Now, Mr. James is among those calling lawyers to join a class action lawsuit against Toyota for its recall and sales suspension of 2.6 million North American vehicles due to accelerator pedals in some models that are slow to respond or even can jam. Even as the car giant begins fixing millions of its cars by installing steel bars on its pedals, lawyers in the United States and Canada are churning out statements of claim. The size of the case makes it inevitable.
Yesterday, Toyota once again apologized to consumers and stressed it has not sacrificed its commitment to safety and quality. The auto maker declined this week to comment on the lawsuits.
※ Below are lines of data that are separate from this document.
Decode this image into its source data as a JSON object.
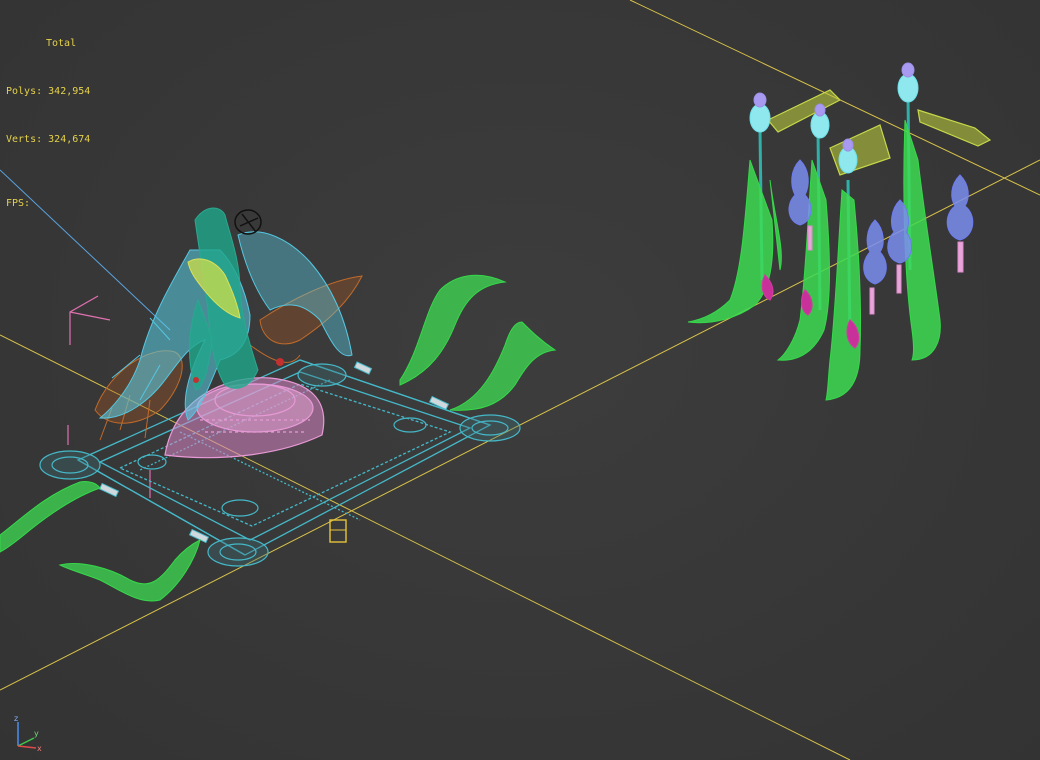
{
  "stats": {
    "title": "Total",
    "polys_label": "Polys:",
    "polys_value": "342,954",
    "verts_label": "Verts:",
    "verts_value": "324,674",
    "fps_label": "FPS:",
    "fps_value": ""
  },
  "gizmo": {
    "axis_z": "z",
    "axis_y": "y",
    "axis_x": "x"
  },
  "colors": {
    "background": "#3a3a3a",
    "grid_line": "#d9c34a",
    "stats_text": "#e6d24a",
    "wire_cyan": "#45b8c8",
    "wire_pink": "#e79ad6",
    "wire_green": "#39d848",
    "wire_orange": "#c06a2a",
    "wire_blue": "#7a8ef0",
    "wire_yellow": "#c6d84a"
  }
}
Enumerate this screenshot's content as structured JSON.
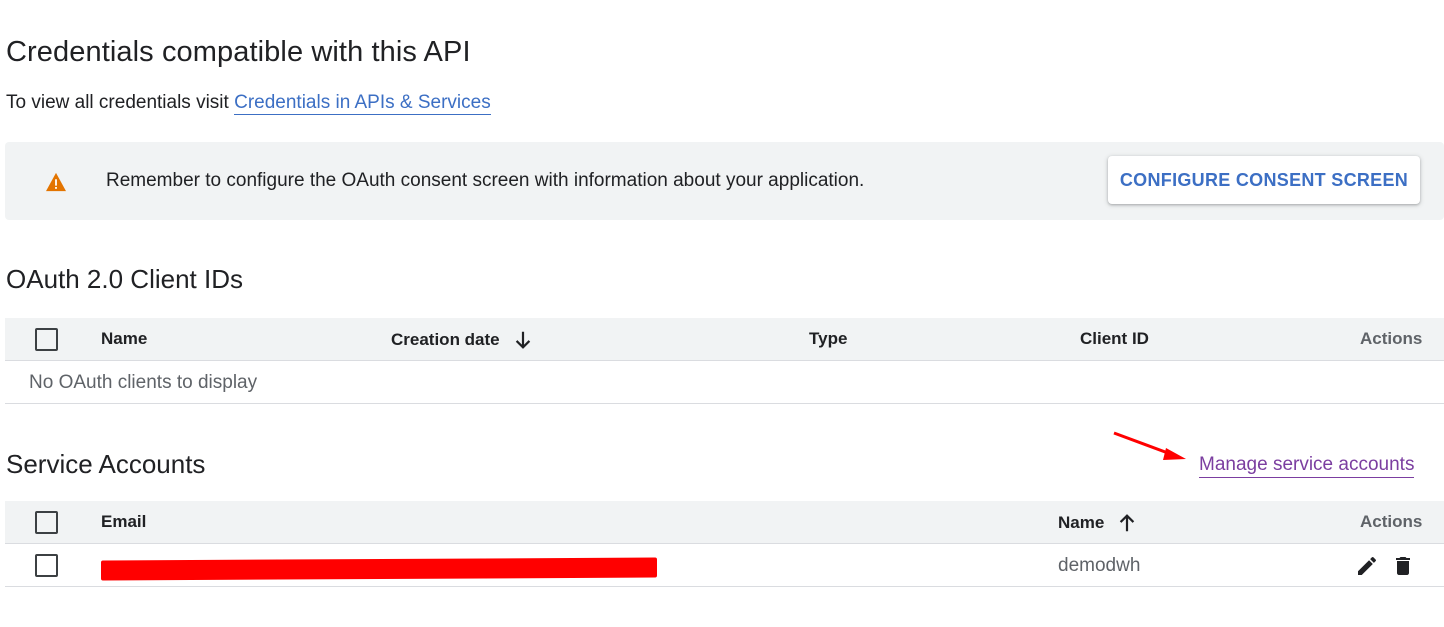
{
  "page": {
    "title": "Credentials compatible with this API",
    "intro_text": "To view all credentials visit",
    "intro_link": "Credentials in APIs & Services"
  },
  "banner": {
    "icon": "warning-icon",
    "message": "Remember to configure the OAuth consent screen with information about your application.",
    "button_label": "CONFIGURE CONSENT SCREEN",
    "colors": {
      "background": "#f1f3f4",
      "icon": "#e37400",
      "button_text": "#3c6fc4"
    }
  },
  "oauth": {
    "title": "OAuth 2.0 Client IDs",
    "columns": [
      "Name",
      "Creation date",
      "Type",
      "Client ID",
      "Actions"
    ],
    "sort_column": "Creation date",
    "sort_direction": "descending",
    "empty_message": "No OAuth clients to display"
  },
  "service_accounts": {
    "title": "Service Accounts",
    "manage_link": "Manage service accounts",
    "columns": [
      "Email",
      "Name",
      "Actions"
    ],
    "sort_column": "Name",
    "sort_direction": "ascending",
    "rows": [
      {
        "email_redacted": true,
        "name": "demodwh",
        "actions": [
          "edit-icon",
          "delete-icon"
        ]
      }
    ]
  },
  "annotation": {
    "arrow_color": "#ff0000",
    "redaction_color": "#ff0000"
  }
}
Stephen Beatty, managing director of Toyota Canada International, said the company is shipping new pedal components to dealers and expects to resume suspended sales this weekend.
On the surface, this case - with at least 270,000 affected Toyota owners in Canada alone - is potentially big enough to rank as the top consumer product liability class action in history, lawyers say, with potentially hundreds of millions of dollars on the line. But some veteran class action lawyers say they aren't so sure the case will produce such a massive payoff.
Mr. James is part of what appears to be the first Canadian class action launched against Toyota over its sticky gas pedal problem. His lawyer, Joel Rochon of Toronto-based Rochon Genova LLP, filed a statement of claim on Friday.
Regina-based Tony Merchant of Merchant Law Group LLP filed claims dated Feb. 1 in Ontario, Manitoba, Saskatchewan and British Columbia. Others are following suit. Toyota already faces several class actions in the U.S., as well as lawsuits over deaths linked to accelerator pedals that allegedly got stuck under the floor mats of Lexus or Toyota vehicles.
Mr. Rochon said he has found people across Canada who have had their Toyotas accelerate suddenly, in some cases causing crashes. But his representative plaintiff is a Toronto man named Steven Hamilton, who suffered no such close call. He is upset that he spent $40,000 on a Toyota RAV4 in December that he now feels is worthless. This loss of value, Mr. Rochon says, is a big part of the class action.
"One e-mail I got says, 'I'm driving a death trap now." So that's got to be worth something," Mr. Rochon said in an interview.
His statement of claim, which blames the company's electronic throttling system, also accuses Toyota of a "civil conspiracy" to hide the problem, accusing the company of "unjust enrichment."
"You don't like to think that Ford Pinto kind of scenarios are reproducing themselves. But they've known about this exact same problem here for years," Mr. Rochon said.
In interviews, both Mr. Rochon and Mr. Merchant ballpark a potential figure of $1,000 for every affected Toyota on Canada's roads. With 270,000 cars - both lawyer see that figure as potentially higher - the bill comes to at least $270-million.
Mr. Merchant, a long-time class action lawyer, calls it a "staggering figure" and compares it to the case against drug maker Merck & Co.'s Vioxx painkiller, which was linked to heart attacks and ended in a $4.85-billion (U.S.) settlement in the United States. (Class actions against Merck unit Merck Frosst Canada Inc. are still in the courts.)
However, Paul Pape, a Toronto litigator who specializes in class actions, has his doubts this kind of money is realistic. Figuring out how much a Toyota will have depreciated once the cars are fixed will be difficult, he said, and previous cases suggest that $1,000 a car would be too much to pay for those who have not suffered any injuries or other losses.
Much will depend on what Toyota does. It may set up its own compensation program, offering coupons to aggrieved customers, possibly circumventing the class actions.
But Mr. Pape said it was still important for this and other class actions to go ahead, to keep corporations honest.
"When Toyota deals with this, they know their behaviour is going to be carefully scrutinized… That can only be a good thing."